Member of the Chamber of Deputies
- In office 15 May 1941 – 15 May 1945
- Constituency: Metropolitan 1st District (Santiago)

Personal details
- Born: 9 November 1900 Santiago, Chile
- Died: 14 June 1948 (aged 47) Santiago, Chile
- Party: Democratic Party
- Profession: Constructor

= Teodoro Agurto =

Chilean politician (1900–1948)

Teodoro Agurto Muñoz (9 November 1900 – 14 June 1948) was a Chilean constructor and politician affiliated with the Democratic Party.

He served as a Deputy during the XXXIX Legislative Period of the National Congress of Chile, representing the 1st Departmental Group: Metropolitan 1st District (Santiago), from 1941 to 1945.

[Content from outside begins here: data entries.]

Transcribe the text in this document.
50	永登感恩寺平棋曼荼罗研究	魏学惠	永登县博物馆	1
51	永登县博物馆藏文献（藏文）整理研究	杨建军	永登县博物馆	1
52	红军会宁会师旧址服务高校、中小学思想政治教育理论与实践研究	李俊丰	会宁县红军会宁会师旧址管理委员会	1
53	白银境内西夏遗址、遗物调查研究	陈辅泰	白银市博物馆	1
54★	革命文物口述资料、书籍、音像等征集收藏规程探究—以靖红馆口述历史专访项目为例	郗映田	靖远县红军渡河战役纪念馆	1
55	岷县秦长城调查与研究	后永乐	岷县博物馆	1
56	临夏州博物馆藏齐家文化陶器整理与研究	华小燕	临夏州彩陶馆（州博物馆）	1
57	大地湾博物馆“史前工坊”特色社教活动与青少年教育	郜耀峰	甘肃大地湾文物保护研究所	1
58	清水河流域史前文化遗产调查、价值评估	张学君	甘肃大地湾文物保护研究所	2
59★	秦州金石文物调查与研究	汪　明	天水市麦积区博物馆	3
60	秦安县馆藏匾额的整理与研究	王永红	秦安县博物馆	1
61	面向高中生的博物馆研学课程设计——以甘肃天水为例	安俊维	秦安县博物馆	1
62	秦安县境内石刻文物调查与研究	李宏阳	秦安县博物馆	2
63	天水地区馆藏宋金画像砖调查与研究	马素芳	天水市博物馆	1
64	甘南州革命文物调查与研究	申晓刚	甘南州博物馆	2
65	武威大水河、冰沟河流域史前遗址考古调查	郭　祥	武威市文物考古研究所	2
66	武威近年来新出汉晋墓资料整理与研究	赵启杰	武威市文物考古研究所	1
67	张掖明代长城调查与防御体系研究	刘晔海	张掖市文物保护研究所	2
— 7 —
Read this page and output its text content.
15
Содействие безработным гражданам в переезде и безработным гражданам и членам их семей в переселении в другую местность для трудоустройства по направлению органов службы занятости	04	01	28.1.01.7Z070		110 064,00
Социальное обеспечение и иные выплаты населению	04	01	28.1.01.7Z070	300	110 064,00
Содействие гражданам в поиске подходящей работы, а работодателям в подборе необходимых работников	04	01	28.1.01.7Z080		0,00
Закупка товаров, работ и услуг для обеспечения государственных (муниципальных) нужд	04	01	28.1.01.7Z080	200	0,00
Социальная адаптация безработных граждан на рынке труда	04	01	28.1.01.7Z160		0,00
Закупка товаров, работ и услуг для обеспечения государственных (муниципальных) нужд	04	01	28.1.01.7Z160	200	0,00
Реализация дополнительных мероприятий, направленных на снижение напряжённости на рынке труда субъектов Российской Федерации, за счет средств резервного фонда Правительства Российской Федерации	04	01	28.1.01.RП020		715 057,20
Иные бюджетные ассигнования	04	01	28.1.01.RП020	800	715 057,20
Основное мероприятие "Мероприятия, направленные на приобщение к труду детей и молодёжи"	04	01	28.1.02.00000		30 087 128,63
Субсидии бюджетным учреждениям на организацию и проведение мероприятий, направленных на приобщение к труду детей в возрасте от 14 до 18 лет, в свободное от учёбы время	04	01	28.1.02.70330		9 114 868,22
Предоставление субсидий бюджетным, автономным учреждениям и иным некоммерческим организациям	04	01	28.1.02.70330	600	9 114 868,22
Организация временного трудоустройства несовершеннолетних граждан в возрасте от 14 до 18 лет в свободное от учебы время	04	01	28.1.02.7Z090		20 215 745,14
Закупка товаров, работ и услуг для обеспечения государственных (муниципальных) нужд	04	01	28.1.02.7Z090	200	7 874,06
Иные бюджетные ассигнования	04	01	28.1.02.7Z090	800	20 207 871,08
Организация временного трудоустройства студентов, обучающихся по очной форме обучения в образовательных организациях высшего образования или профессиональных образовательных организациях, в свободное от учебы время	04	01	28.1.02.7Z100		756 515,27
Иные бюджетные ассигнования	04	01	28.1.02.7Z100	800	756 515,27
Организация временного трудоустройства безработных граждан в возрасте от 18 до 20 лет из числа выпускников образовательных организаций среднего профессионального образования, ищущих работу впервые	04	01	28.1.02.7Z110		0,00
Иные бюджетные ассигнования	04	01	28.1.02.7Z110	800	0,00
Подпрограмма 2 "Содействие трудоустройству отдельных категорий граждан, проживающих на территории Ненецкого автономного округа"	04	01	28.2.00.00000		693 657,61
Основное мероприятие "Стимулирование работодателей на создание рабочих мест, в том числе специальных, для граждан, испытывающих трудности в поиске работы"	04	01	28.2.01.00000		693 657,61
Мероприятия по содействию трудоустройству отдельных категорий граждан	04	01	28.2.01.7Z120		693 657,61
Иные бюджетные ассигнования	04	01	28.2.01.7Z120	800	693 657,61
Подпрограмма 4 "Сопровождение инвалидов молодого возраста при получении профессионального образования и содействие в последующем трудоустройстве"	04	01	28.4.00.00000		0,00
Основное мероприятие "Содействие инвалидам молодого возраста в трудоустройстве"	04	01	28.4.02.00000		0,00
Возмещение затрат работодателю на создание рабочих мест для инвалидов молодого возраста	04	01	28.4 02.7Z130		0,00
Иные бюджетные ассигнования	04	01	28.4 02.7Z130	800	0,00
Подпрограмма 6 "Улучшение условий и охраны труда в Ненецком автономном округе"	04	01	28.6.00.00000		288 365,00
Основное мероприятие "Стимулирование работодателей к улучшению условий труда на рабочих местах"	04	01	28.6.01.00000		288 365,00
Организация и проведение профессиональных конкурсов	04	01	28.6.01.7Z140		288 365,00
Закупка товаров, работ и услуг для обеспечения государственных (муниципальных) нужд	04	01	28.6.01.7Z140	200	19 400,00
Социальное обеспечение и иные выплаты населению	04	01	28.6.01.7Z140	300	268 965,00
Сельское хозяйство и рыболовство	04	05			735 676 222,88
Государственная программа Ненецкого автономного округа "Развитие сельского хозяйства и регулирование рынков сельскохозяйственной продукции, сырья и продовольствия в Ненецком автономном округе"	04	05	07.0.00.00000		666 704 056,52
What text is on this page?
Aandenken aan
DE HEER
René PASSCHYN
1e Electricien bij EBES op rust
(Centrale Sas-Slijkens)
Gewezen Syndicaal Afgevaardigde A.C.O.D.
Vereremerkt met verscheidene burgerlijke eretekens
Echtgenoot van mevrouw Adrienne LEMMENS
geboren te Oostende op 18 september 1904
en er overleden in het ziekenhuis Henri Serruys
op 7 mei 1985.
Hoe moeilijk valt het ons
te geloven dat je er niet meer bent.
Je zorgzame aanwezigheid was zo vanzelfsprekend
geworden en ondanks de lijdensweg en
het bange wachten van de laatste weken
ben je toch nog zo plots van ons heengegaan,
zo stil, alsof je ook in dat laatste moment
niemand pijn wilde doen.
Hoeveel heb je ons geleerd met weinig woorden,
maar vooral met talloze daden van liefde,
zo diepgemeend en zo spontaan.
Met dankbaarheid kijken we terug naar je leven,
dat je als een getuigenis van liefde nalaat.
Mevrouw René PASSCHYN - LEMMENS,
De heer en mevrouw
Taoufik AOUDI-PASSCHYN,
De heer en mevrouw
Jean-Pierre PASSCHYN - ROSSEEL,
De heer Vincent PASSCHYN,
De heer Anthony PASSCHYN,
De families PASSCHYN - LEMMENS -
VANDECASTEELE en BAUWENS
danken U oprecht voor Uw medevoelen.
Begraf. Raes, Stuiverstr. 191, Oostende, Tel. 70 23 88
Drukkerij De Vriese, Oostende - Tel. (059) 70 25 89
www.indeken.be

== Early life and career ==
Agurto was born in Santiago and studied at the Valentín Letelier Lyceum.
He worked professionally in construction and later became the owner of a construction company.

== Political career ==
A member of the Democratic Party (PD), he was elected Deputy for the Metropolitan 1st District (Santiago) for the 1941–1945 term. He served on the Standing Committee on Constitution, Legislation and Justice.

After leaving Congress, he continued his activities in the construction sector and represented Chile as a delegate to the Construction Congress held in Belgium in 1947.